The active ingredients of the antiseptic gum have all shown to exhibit antiseptic effects. Cinnamon oil [8,9,10,11,12], extract [20,21,22] and ginger extract [9, 22] as well as spermidine [23] have shown strong antiseptic effects and peppermint oil [13, 14], citrus oil [12, 15,16,17], the flavonoid quercetin [18, 19] as well as saponin containing panax ginseng have shown antiviral effects in vitro. Lemon essential oils furthermore downregulate angiotensin-converting enzyme2 (ACE2), a SARS-CoV-2 spike receptor-binding domain in epithelial cells [24].

In this pilot study, patients that had chewed antiseptic chewing gums showed a significant reduction of viral load in exhaled air, indicated by increased Ct values as compared to baseline, for up to 120 min. Given a reduction of 50% of viral load per 1.0 increase of Ct value, viral load dropped between 84 and 93% on average within a 2 h period after intake of the chewing gum. These results point to a significant antiviral effect of the antiseptic chewing gum confirming the antiviral in vitro effect of its antiseptic ingredients.
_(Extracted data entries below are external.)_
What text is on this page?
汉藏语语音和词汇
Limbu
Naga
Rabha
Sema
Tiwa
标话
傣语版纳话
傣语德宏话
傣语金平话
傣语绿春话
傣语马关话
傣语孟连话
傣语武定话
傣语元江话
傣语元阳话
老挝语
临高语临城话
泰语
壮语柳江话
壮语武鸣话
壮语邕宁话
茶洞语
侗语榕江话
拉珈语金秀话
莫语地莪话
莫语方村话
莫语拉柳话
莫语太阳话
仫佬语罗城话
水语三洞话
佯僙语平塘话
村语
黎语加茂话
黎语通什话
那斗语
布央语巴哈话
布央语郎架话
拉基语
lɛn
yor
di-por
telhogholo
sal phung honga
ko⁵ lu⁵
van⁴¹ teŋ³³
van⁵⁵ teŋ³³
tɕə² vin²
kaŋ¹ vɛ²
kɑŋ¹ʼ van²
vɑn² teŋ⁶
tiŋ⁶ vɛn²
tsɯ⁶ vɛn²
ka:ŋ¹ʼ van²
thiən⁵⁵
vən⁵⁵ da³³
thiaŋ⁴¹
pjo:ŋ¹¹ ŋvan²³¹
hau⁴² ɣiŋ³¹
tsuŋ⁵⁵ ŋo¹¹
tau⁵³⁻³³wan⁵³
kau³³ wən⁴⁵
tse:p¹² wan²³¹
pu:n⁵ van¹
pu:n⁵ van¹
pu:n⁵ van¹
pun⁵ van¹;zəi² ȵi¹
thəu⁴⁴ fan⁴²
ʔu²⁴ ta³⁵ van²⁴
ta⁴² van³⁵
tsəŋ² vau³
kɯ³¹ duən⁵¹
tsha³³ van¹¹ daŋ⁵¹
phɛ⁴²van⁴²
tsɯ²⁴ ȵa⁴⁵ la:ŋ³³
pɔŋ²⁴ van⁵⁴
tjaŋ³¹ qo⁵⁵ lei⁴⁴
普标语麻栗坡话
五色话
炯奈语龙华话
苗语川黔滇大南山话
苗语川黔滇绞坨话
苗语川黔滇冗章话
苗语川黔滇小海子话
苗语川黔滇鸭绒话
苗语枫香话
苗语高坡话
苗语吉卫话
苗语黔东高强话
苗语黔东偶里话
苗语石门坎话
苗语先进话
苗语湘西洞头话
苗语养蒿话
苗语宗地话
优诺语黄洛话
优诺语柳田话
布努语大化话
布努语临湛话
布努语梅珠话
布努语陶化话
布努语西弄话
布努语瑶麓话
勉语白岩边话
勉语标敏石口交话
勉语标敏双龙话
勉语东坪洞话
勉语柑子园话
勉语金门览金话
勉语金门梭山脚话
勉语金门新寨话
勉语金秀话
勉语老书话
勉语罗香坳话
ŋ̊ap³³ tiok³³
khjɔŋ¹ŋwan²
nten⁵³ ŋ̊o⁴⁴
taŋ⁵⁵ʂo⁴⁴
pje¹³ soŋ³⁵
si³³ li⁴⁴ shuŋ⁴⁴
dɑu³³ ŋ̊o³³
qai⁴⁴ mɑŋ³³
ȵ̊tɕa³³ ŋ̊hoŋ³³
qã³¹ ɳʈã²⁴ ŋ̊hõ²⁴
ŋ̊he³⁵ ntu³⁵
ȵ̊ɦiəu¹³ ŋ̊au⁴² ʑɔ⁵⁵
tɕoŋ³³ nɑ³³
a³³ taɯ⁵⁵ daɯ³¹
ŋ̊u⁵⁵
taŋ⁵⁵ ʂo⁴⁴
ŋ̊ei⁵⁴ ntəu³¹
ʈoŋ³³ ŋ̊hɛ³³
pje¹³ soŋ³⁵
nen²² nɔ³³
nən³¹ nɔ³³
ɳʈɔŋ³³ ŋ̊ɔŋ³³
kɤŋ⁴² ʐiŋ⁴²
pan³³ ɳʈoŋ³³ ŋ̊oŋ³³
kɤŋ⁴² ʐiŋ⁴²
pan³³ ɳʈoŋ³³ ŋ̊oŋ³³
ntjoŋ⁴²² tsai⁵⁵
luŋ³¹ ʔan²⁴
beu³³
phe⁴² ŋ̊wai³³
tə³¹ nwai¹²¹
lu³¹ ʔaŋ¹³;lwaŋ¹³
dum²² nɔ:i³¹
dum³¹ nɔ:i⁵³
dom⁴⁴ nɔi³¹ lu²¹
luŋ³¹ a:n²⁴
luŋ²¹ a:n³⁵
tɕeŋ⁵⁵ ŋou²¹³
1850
The antiseptic gum used in this study is the first of such products on the market, so there is no comparable food product.

Mouth rinses developed for antiseptic mouth washing containing for example povidone iodide or chlorhexidine have shown promising effects on SARV-CoV-2 in vitro [25], however in vivo evidence is still limited and studies in COVID-19 patients examining exhaled air are lacking so far [4].

There are some limitations of this pilot study. We included a relatively small number of patients which showed expected individual trends of viral load reduction. This trial was designed as a “proof-of-principle”-study to investigate whether chewing an antiseptic gum can significantly impact reduction of viral load in exhaled air at all. It is further to mention that only wild type, alpha and delta variants were included. This is due to the fact, that the pilot trial was performed when no omicron variants were yet present in Germany. There may possibly be differences in the anatomic replication region for the different SARS-COV-2 variants. However, we expect an equal distribution of antiseptic gum ingredients in all relevant potential replication sites due to the continuous chewing process.

Another interesting question to address is whether chewing a gum by itself may—independent from the gum’s ingredients—increase saliva production and dilute or decrease viral load. We report a nearly tenfold reduction of viral load in exhaled air and do not consider increased saliva flow in the oral cavity solely or largely responsible for such a result.

In addition, an increased saliva flow in the oral cavity by chewing any type of gum will most probably not influence viral load measured in exhaled air to such an extend measured as in our study.

Despite that, we believe that it is necessary to rule out dilution or other effects by including a control group in future studies. In order to take into account the limitations of this pilot trial we have just started a larger placebo controlled trial including patients suffering from infection with omicron variants (trial number 2022-2870-evBO).

Conclusion

The antiseptic chewing gum showed promise to reduce SARS-CoV-2 viral load in exhalative air and, by doing so, reduce infection risk. Larger placebo-controlled clinical trials will need to confirm these findings further.